Tu vois, Chouchou, tu as bien fait d’y aller à ma place, hier, avec Jérémy. Moi, je n’aurais pas su faire tous les exercices qu’il t’a demandé de faire – et tu as bien fait d’obéir, ma réputation était en jeu. Il a bien vu que tu avais plus de force et de résistance que moi. Normal, avec autant d’années en moins… J’ai donc échappé au pire : faire quatre fois la chaise contre un mur, mais sans chaise ! Faire des séries de dix pompes avec les pieds sur un step ! Bon, oui, tu ne l’as fait que trois fois car ensuite, ce sont les mains que tu as mises sur le step… Écarter les bras avec un haltère de 2kg dans chaque main en étant assis sur un gros ballon forcément pas très stable, tout ça, moi, je ne peux plus, ce n’est plus de mon âge, comme disaient les vieux, que je suis progressivement devenu, quand j’étais plus jeune. Il y a bien longtemps.

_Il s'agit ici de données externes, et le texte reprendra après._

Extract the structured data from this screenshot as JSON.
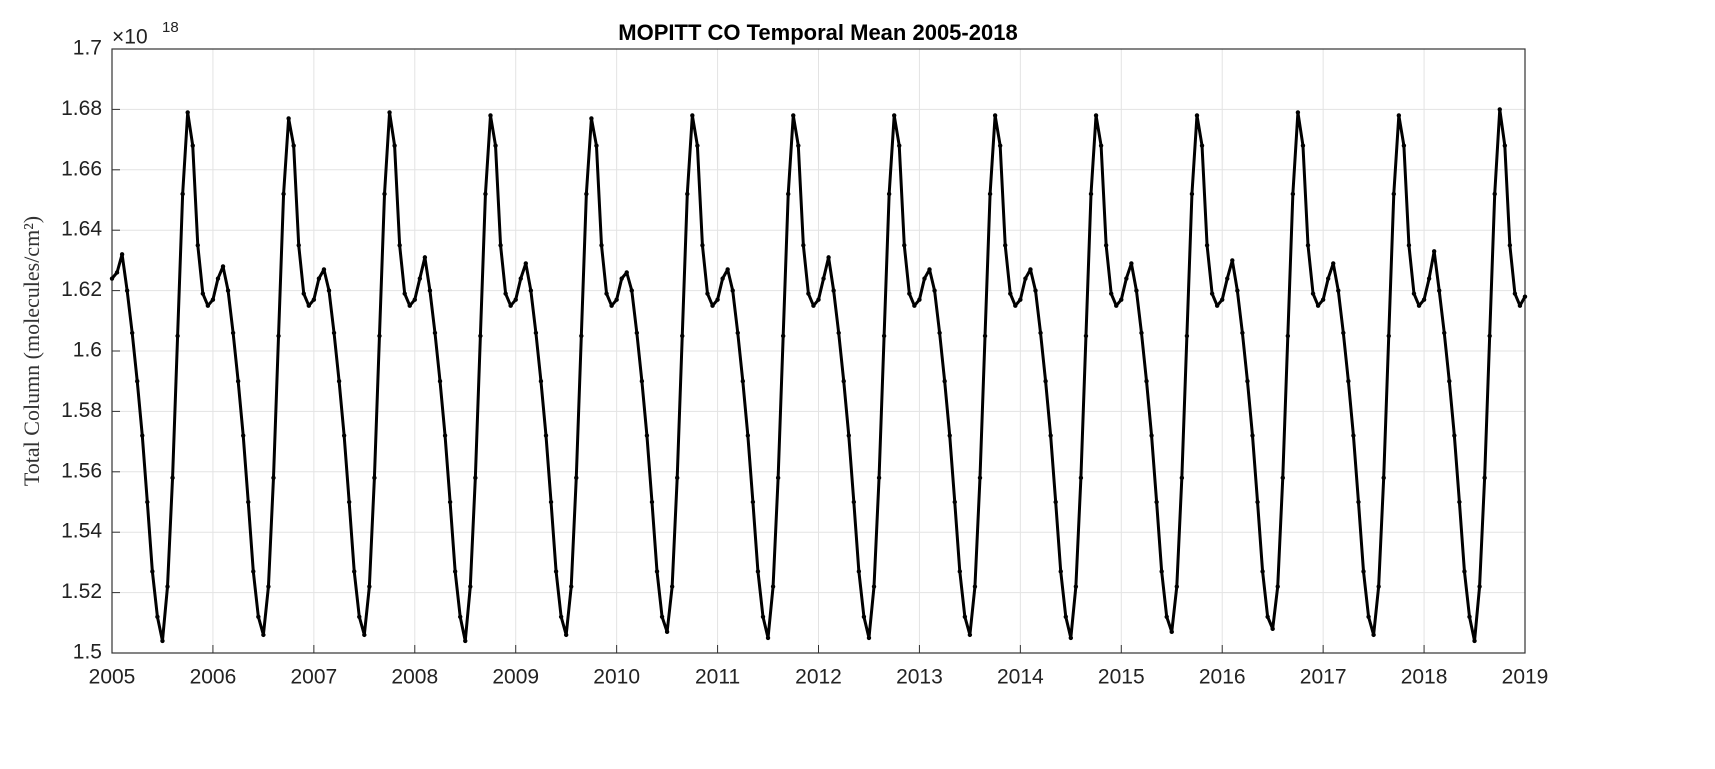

En tout cas, merci. Moi, j’ai pu me reposer, du coup. Mais tu m’as dit quoi, tout à l’heure ? Que tu lui avais suggéré de faire des pompes de façon plus ludique ? Qu’entends-tu par « plus ludique », Chouchou ? J’ai peur de ta réponse, là, tout d’un coup… Les mains sur un bosu ? Non mais, tu es dingue, mon pauvre garçon ! Ta jeunesse et ta beauté n’excusent pas tout, enfin !... Tu te rends compte que si c’est moi qui y vais mercredi prochain, il va me demander de les faire, ces pompes impossibles ! Franchement, tu exagères car là, ça me démotive totalement. Bien sûr que c’est amusant de faire des pompes autrement que celles que tout le monde fait mais là, non, je sais que je ne pourrai plus le faire ! Non, je ne pourrai plus. Et oui, je l’ai déjà fait. Mais c’était bien avant que je te connaisse, plusieurs années, même…

Passons. De toute façon, le mal est fait. Et ça fera mal si je dois exécuter une série de ce genre de pompes. Donc, pour en revenir à hier, tu as dû avoir chaud. Et tu as transpiré, bien sûr. J’imagine que tu n’as pas autant transpiré que si j’y étais allé, moi. En plus, je suis sûr que tu transpires mieux que moi. Forcément, vu comment t’es beau et comment t’es gaulé, je suis sûr que tu as une sudation qui sent bon. Pour un peu, je m’en mettrais presque sous les bras en guise de déodorant. D’ailleurs, c’est une idée à retenir, ça. La prochaine fois, tu m’en mets de côté de ta bonne transpiration. Ça pourra toujours me servir. Bon allez, file à ce que tu dois faire, moi, j’ai encore envie de me reposer un peu. Avec cette température limite caniculaire, je n’ai envie de rien. Je me sens inefficace pour à peu près tout. Non, pour tout, même.  Sauf pour éternuer.